Brian Hunt, superintendent of Edmeston Central School, said his district along with at least the Milford and Laurens school districts, will apply in this CFA round for a regionalized science, technology, engineering and mathematics project in Otsego County. Such a STEM program will be important to prepare students for jobs, he said.
“We would welcome assistance,” Hunt said.
Dierdre Scozzafava, deputy director of the Department of State, said the governor’s structure of 10 regional councils has worked.
“The Regional Economic Development Councils have worked,” Scozzafava said. “Why? Because they are grass-roots driven.”
However, the councils are only one piece of the puzzle of development and available state services, for example, which can help with dissolving municipalities, setting up shared services and many other programs to reduce costs and assist communities, state officials said.

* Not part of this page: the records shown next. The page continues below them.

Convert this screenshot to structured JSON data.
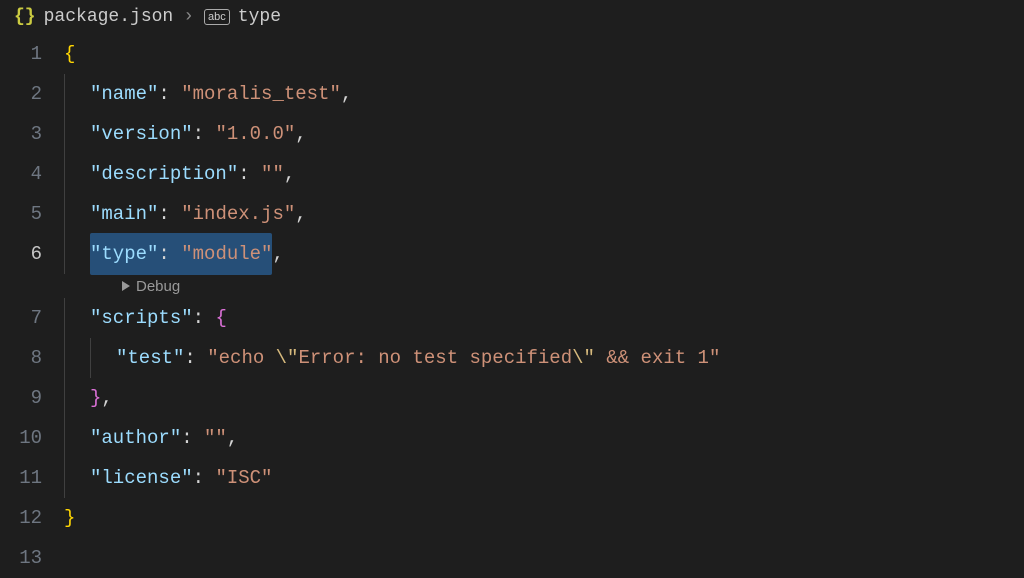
{
  "breadcrumb": {
    "file_icon": "{}",
    "filename": "package.json",
    "separator": "›",
    "symbol_icon": "abc",
    "symbol": "type"
  },
  "codelens": {
    "label": "Debug"
  },
  "active_line": 6,
  "code": {
    "lines": [
      {
        "n": 1,
        "indent": 0,
        "guide": false,
        "tokens": [
          {
            "t": "{",
            "c": "brace"
          }
        ]
      },
      {
        "n": 2,
        "indent": 1,
        "guide": true,
        "tokens": [
          {
            "t": "\"name\"",
            "c": "key"
          },
          {
            "t": ": ",
            "c": "punc"
          },
          {
            "t": "\"moralis_test\"",
            "c": "str"
          },
          {
            "t": ",",
            "c": "punc"
          }
        ]
      },
      {
        "n": 3,
        "indent": 1,
        "guide": true,
        "tokens": [
          {
            "t": "\"version\"",
            "c": "key"
          },
          {
            "t": ": ",
            "c": "punc"
          },
          {
            "t": "\"1.0.0\"",
            "c": "str"
          },
          {
            "t": ",",
            "c": "punc"
          }
        ]
      },
      {
        "n": 4,
        "indent": 1,
        "guide": true,
        "tokens": [
          {
            "t": "\"description\"",
            "c": "key"
          },
          {
            "t": ": ",
            "c": "punc"
          },
          {
            "t": "\"\"",
            "c": "str"
          },
          {
            "t": ",",
            "c": "punc"
          }
        ]
      },
      {
        "n": 5,
        "indent": 1,
        "guide": true,
        "tokens": [
          {
            "t": "\"main\"",
            "c": "key"
          },
          {
            "t": ": ",
            "c": "punc"
          },
          {
            "t": "\"index.js\"",
            "c": "str"
          },
          {
            "t": ",",
            "c": "punc"
          }
        ]
      },
      {
        "n": 6,
        "indent": 1,
        "guide": true,
        "highlight": true,
        "tokens": [
          {
            "t": "\"type\"",
            "c": "key"
          },
          {
            "t": ": ",
            "c": "punc"
          },
          {
            "t": "\"module\"",
            "c": "str"
          }
        ],
        "trailing": [
          {
            "t": ",",
            "c": "punc"
          }
        ]
      },
      {
        "n": 7,
        "indent": 1,
        "guide": true,
        "tokens": [
          {
            "t": "\"scripts\"",
            "c": "key"
          },
          {
            "t": ": ",
            "c": "punc"
          },
          {
            "t": "{",
            "c": "brace2"
          }
        ]
      },
      {
        "n": 8,
        "indent": 2,
        "guide": true,
        "tokens": [
          {
            "t": "\"test\"",
            "c": "key"
          },
          {
            "t": ": ",
            "c": "punc"
          },
          {
            "t": "\"echo ",
            "c": "str"
          },
          {
            "t": "\\\"",
            "c": "esc"
          },
          {
            "t": "Error: no test specified",
            "c": "str"
          },
          {
            "t": "\\\"",
            "c": "esc"
          },
          {
            "t": " && exit 1\"",
            "c": "str"
          }
        ]
      },
      {
        "n": 9,
        "indent": 1,
        "guide": true,
        "tokens": [
          {
            "t": "}",
            "c": "brace2"
          },
          {
            "t": ",",
            "c": "punc"
          }
        ]
      },
      {
        "n": 10,
        "indent": 1,
        "guide": true,
        "tokens": [
          {
            "t": "\"author\"",
            "c": "key"
          },
          {
            "t": ": ",
            "c": "punc"
          },
          {
            "t": "\"\"",
            "c": "str"
          },
          {
            "t": ",",
            "c": "punc"
          }
        ]
      },
      {
        "n": 11,
        "indent": 1,
        "guide": true,
        "tokens": [
          {
            "t": "\"license\"",
            "c": "key"
          },
          {
            "t": ": ",
            "c": "punc"
          },
          {
            "t": "\"ISC\"",
            "c": "str"
          }
        ]
      },
      {
        "n": 12,
        "indent": 0,
        "guide": false,
        "tokens": [
          {
            "t": "}",
            "c": "brace"
          }
        ]
      },
      {
        "n": 13,
        "indent": 0,
        "guide": false,
        "tokens": []
      }
    ]
  }
}
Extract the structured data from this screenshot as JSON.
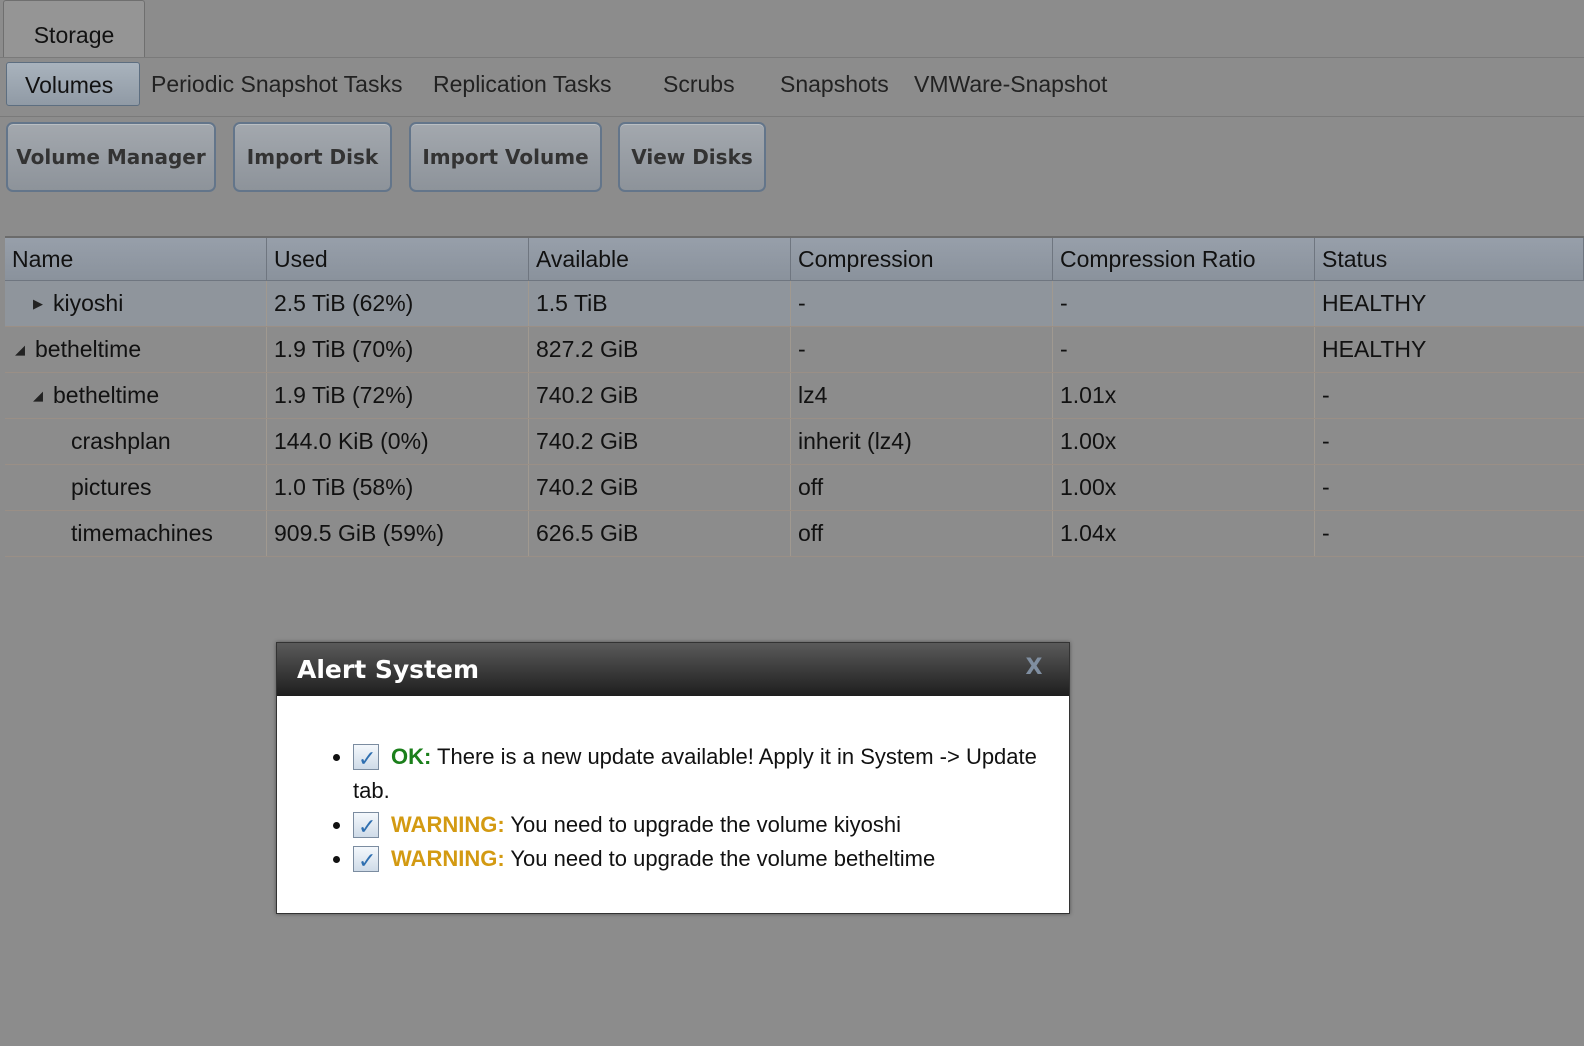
{
  "top_tab": {
    "label": "Storage"
  },
  "subtabs": [
    {
      "label": "Volumes",
      "active": true
    },
    {
      "label": "Periodic Snapshot Tasks"
    },
    {
      "label": "Replication Tasks"
    },
    {
      "label": "Scrubs"
    },
    {
      "label": "Snapshots"
    },
    {
      "label": "VMWare-Snapshot"
    }
  ],
  "toolbar": {
    "volume_manager": "Volume Manager",
    "import_disk": "Import Disk",
    "import_volume": "Import Volume",
    "view_disks": "View Disks"
  },
  "grid": {
    "columns": [
      "Name",
      "Used",
      "Available",
      "Compression",
      "Compression Ratio",
      "Status"
    ],
    "rows": [
      {
        "name": "kiyoshi",
        "used": "2.5 TiB (62%)",
        "available": "1.5 TiB",
        "compression": "-",
        "ratio": "-",
        "status": "HEALTHY"
      },
      {
        "name": "betheltime",
        "used": "1.9 TiB (70%)",
        "available": "827.2 GiB",
        "compression": "-",
        "ratio": "-",
        "status": "HEALTHY"
      },
      {
        "name": "betheltime",
        "used": "1.9 TiB (72%)",
        "available": "740.2 GiB",
        "compression": "lz4",
        "ratio": "1.01x",
        "status": "-"
      },
      {
        "name": "crashplan",
        "used": "144.0 KiB (0%)",
        "available": "740.2 GiB",
        "compression": "inherit (lz4)",
        "ratio": "1.00x",
        "status": "-"
      },
      {
        "name": "pictures",
        "used": "1.0 TiB (58%)",
        "available": "740.2 GiB",
        "compression": "off",
        "ratio": "1.00x",
        "status": "-"
      },
      {
        "name": "timemachines",
        "used": "909.5 GiB (59%)",
        "available": "626.5 GiB",
        "compression": "off",
        "ratio": "1.04x",
        "status": "-"
      }
    ]
  },
  "dialog": {
    "title": "Alert System",
    "close_glyph": "X",
    "alerts": [
      {
        "level": "OK:",
        "message": "There is a new update available! Apply it in System -> Update tab."
      },
      {
        "level": "WARNING:",
        "message": "You need to upgrade the volume kiyoshi"
      },
      {
        "level": "WARNING:",
        "message": "You need to upgrade the volume betheltime"
      }
    ]
  },
  "colors": {
    "background": "#8c8c8c",
    "ok": "#1b7f1b",
    "warning": "#d39a12"
  }
}
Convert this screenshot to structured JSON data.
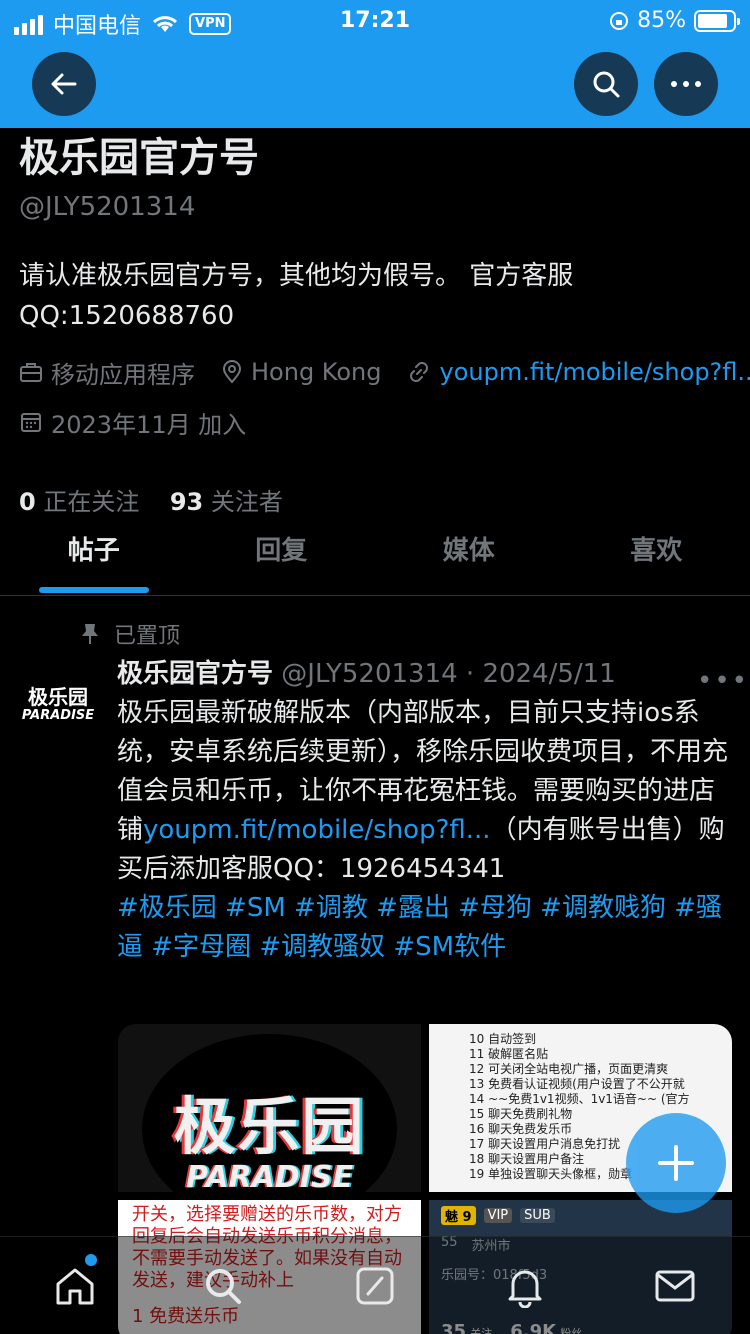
{
  "status_bar": {
    "carrier": "中国电信",
    "vpn": "VPN",
    "time": "17:21",
    "battery": "85%"
  },
  "header": {
    "back_icon": "arrow-left-icon",
    "search_icon": "search-icon",
    "more_icon": "more-icon"
  },
  "profile": {
    "name": "极乐园官方号",
    "handle": "@JLY5201314",
    "bio_line1": "请认准极乐园官方号，其他均为假号。 官方客服",
    "bio_line2": "QQ:1520688760",
    "category": "移动应用程序",
    "location": "Hong Kong",
    "link": "youpm.fit/mobile/shop?fl...",
    "joined": "2023年11月 加入",
    "following_count": "0",
    "following_label": "正在关注",
    "followers_count": "93",
    "followers_label": "关注者"
  },
  "tabs": [
    "帖子",
    "回复",
    "媒体",
    "喜欢"
  ],
  "post": {
    "pinned_label": "已置顶",
    "avatar_cn": "极乐园",
    "avatar_en": "PARADISE",
    "author": "极乐园官方号",
    "meta": " @JLY5201314 · 2024/5/11",
    "text_before_link": "极乐园最新破解版本（内部版本，目前只支持ios系统，安卓系统后续更新），移除乐园收费项目，不用充值会员和乐币，让你不再花冤枉钱。需要购买的进店铺",
    "link": "youpm.fit/mobile/shop?fl...",
    "text_after_link": "（内有账号出售）购买后添加客服QQ：1926454341",
    "tags": "#极乐园 #SM #调教 #露出 #母狗 #调教贱狗 #骚逼 #字母圈 #调教骚奴 #SM软件"
  },
  "media": {
    "logo_cn": "极乐园",
    "logo_en": "PARADISE",
    "list_lines": [
      "10  自动签到",
      "11  破解匿名贴",
      "12  可关闭全站电视广播，页面更清爽",
      "13  免费看认证视频(用户设置了不公开就",
      "14  ~~免费1v1视频、1v1语音~~  (官方",
      "15  聊天免费刷礼物",
      "16  聊天免费发乐币",
      "17  聊天设置用户消息免打扰",
      "18  聊天设置用户备注",
      "19  单独设置聊天头像框，勋章"
    ],
    "red_text": "开关，选择要赠送的乐币数，对方回复后会自动发送乐币积分消息，不需要手动发送了。如果没有自动发送，建议手动补上",
    "red_bottom": "1 免费送乐币",
    "card_level": "魅 9",
    "card_vip": "VIP",
    "card_sub": "SUB",
    "card_age": "55",
    "card_city": "苏州市",
    "card_id": "乐园号：018f5d3",
    "card_following": "35",
    "card_following_label": "关注",
    "card_fans": "6.9K",
    "card_fans_label": "粉丝"
  },
  "bottom_nav": [
    "home-icon",
    "search-icon",
    "grok-icon",
    "notifications-icon",
    "messages-icon"
  ]
}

James Dean, a member of the Cooperstown Village Board, said attended the meeting because he would like Cooperstown to be a player in the larger economic development picture of Otsego County. Municipalities face providing services in an era of changing demographics, he said, and consolidating government services or establishing shared services can be difficult.
“Exactly how we do it can be challenging,” he said.
Tom O’Brien, superintendent of Roxbury Central School, said he attended Tuesday’s program to find out about different methods to increase efficiency. However, though the drive exists for greater efficiency, the vehicles offered haven’t changed, he said, and opportunities are needed that will support more innovative thinking and flexibility.